Top Prev Next Up Down

CmakeGC_URV

Make General Category URV-maps from Unicodedata.txt.
Syntax: ./CmakeGC_URV {-v} <UCD file> <DATfile>
The pattern structure applied to every row of the given UCD-file


001| p_C:CFix:="^"c &
002| _"([0123456789ABCDEF]{4:6});"c & --1 Code value.
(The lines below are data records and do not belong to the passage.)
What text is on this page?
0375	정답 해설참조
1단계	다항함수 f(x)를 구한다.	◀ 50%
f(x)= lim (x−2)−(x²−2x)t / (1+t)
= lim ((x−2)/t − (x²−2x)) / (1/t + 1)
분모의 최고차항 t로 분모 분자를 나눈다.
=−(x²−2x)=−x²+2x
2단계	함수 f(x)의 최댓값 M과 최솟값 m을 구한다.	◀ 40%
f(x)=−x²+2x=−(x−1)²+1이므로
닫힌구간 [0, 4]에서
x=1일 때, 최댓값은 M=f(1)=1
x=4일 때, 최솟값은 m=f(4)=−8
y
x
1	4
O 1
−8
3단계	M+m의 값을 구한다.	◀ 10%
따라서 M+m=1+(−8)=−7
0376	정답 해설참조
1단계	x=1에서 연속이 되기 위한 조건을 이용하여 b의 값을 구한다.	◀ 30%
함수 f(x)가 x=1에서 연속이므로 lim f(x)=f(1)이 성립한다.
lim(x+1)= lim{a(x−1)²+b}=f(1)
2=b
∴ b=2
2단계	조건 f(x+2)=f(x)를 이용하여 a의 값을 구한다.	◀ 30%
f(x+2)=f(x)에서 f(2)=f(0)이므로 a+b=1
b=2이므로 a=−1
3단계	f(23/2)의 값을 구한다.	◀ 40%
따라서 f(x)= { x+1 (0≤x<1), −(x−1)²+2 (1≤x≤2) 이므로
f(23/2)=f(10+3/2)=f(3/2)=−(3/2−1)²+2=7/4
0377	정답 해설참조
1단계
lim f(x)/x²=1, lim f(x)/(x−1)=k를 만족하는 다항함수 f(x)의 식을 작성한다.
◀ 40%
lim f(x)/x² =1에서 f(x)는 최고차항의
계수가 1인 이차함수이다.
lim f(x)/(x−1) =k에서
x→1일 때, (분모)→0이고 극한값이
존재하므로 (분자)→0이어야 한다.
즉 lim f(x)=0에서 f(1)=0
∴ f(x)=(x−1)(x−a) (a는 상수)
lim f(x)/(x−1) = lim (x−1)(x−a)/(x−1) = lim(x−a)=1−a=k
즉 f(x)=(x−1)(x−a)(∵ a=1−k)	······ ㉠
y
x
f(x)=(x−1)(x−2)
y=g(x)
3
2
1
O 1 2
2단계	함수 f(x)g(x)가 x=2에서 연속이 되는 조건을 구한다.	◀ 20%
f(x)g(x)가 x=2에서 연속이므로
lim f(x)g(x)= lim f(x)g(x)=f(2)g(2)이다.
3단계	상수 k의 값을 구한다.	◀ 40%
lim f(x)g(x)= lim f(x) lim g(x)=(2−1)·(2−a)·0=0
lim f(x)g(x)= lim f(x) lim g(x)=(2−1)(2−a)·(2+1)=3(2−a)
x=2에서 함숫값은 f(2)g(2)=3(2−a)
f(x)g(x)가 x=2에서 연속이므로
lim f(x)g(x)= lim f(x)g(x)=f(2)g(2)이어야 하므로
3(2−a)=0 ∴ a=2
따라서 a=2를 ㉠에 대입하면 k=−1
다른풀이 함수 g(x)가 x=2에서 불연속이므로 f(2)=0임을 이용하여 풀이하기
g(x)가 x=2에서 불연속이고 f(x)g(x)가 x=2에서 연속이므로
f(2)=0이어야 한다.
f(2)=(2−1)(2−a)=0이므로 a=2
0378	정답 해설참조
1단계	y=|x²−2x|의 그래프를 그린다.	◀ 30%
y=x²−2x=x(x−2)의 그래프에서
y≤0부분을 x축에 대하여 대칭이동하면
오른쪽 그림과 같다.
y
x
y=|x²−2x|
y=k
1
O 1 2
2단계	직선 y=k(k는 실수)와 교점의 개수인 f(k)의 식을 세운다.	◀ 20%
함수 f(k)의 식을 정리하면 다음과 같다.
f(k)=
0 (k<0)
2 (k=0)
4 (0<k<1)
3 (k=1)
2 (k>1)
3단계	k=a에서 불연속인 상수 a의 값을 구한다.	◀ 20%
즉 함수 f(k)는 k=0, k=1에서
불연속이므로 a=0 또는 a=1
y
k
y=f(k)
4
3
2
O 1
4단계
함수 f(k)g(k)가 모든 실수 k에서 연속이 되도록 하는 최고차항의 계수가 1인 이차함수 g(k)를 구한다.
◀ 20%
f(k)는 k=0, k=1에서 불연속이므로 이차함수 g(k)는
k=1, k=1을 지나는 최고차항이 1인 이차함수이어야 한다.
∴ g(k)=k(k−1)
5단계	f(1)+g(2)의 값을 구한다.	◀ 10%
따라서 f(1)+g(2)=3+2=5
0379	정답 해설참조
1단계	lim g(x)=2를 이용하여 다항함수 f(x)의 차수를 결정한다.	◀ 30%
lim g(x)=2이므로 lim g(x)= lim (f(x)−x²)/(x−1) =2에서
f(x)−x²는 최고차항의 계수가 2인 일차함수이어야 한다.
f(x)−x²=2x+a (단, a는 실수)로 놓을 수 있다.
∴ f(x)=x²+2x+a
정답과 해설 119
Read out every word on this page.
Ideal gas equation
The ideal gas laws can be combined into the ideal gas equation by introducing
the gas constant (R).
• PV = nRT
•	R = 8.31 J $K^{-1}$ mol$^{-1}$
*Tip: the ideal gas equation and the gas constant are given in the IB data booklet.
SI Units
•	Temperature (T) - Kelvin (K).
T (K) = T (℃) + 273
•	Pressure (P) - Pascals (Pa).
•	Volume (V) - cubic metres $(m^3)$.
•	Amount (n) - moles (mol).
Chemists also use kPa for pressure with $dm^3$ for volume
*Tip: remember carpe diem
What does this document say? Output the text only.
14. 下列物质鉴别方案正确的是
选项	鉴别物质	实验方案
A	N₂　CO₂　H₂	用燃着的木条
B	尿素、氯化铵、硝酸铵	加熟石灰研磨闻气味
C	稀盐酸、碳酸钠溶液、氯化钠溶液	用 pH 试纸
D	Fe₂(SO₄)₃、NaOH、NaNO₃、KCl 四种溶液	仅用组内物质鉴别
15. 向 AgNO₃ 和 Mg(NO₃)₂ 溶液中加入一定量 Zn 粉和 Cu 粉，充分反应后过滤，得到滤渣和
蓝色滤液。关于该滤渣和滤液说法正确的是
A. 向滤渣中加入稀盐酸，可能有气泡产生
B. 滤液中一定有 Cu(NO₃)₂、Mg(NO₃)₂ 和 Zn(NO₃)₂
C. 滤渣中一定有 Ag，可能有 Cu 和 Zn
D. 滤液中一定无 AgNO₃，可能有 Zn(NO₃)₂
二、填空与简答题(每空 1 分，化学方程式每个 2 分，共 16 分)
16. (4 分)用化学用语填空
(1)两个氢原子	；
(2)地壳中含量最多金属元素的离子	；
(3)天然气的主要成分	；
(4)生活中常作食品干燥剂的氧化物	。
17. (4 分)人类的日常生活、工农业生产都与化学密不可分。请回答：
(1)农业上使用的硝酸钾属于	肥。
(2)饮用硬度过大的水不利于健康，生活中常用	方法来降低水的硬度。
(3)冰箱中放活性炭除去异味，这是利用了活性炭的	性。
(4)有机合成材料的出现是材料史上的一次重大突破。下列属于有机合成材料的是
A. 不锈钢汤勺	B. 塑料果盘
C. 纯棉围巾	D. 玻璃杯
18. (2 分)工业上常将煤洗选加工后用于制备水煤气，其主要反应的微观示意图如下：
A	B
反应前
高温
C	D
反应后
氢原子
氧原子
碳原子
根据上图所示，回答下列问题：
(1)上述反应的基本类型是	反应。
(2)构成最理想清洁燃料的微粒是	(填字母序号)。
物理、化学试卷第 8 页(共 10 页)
Code value in 4-digit hexadecimal format.
003| _"([^;]*);"c & --2 Character name
004| _"([^;]*);"c & --3 General Category
005| _"([^;]*);"c & --4 Canonical Combining Classes
006| _"([^;]*);"c & --5 Bidirectional Category
007| _"([^;]*);"c & --6 Character Decomposition Mapping
008| _"([^;]*);"c & --7 Decimal digit value normative This is a numeric field
009| _"([^;]*);"c & --8 Digit value This is a numeric field
010| _"([^;]*);"c & --9 Numeric value This is a numeric field
011| _"([^;]*);"c & --10 Mirrored This field has the value "Y" otherwise "N".
012| _"([^;]*);"c & --11 Unicode 1.0 Name. This is the old name
013| _"([^;]*);"c & --12 10646 comment field
014| _"([^;]*);"c & --13 Uppercase Mapping
015| _"([^;]*);"c & --14 Lowercase Mapping
016| _"([^;]*)"c & --15 Titlecase Mapping
017| _"$"c;

As an example, one row of the UCD-file
0041;LATIN CAPITAL LETTER A;Lu;0;L;;;;;N;;;;0061;

Usually as input, UCD-file, is not the whole unicodedata.txt but a part of it.
The result of the run is in a DAT-file. A DAT-file is in binary format and has a name ending with ".dat".
The program is building an URV with codepoints belonging to a specific General Category, if the whole unicodedata.txt is the input you get codepoints for all General Categories in the DAT-file.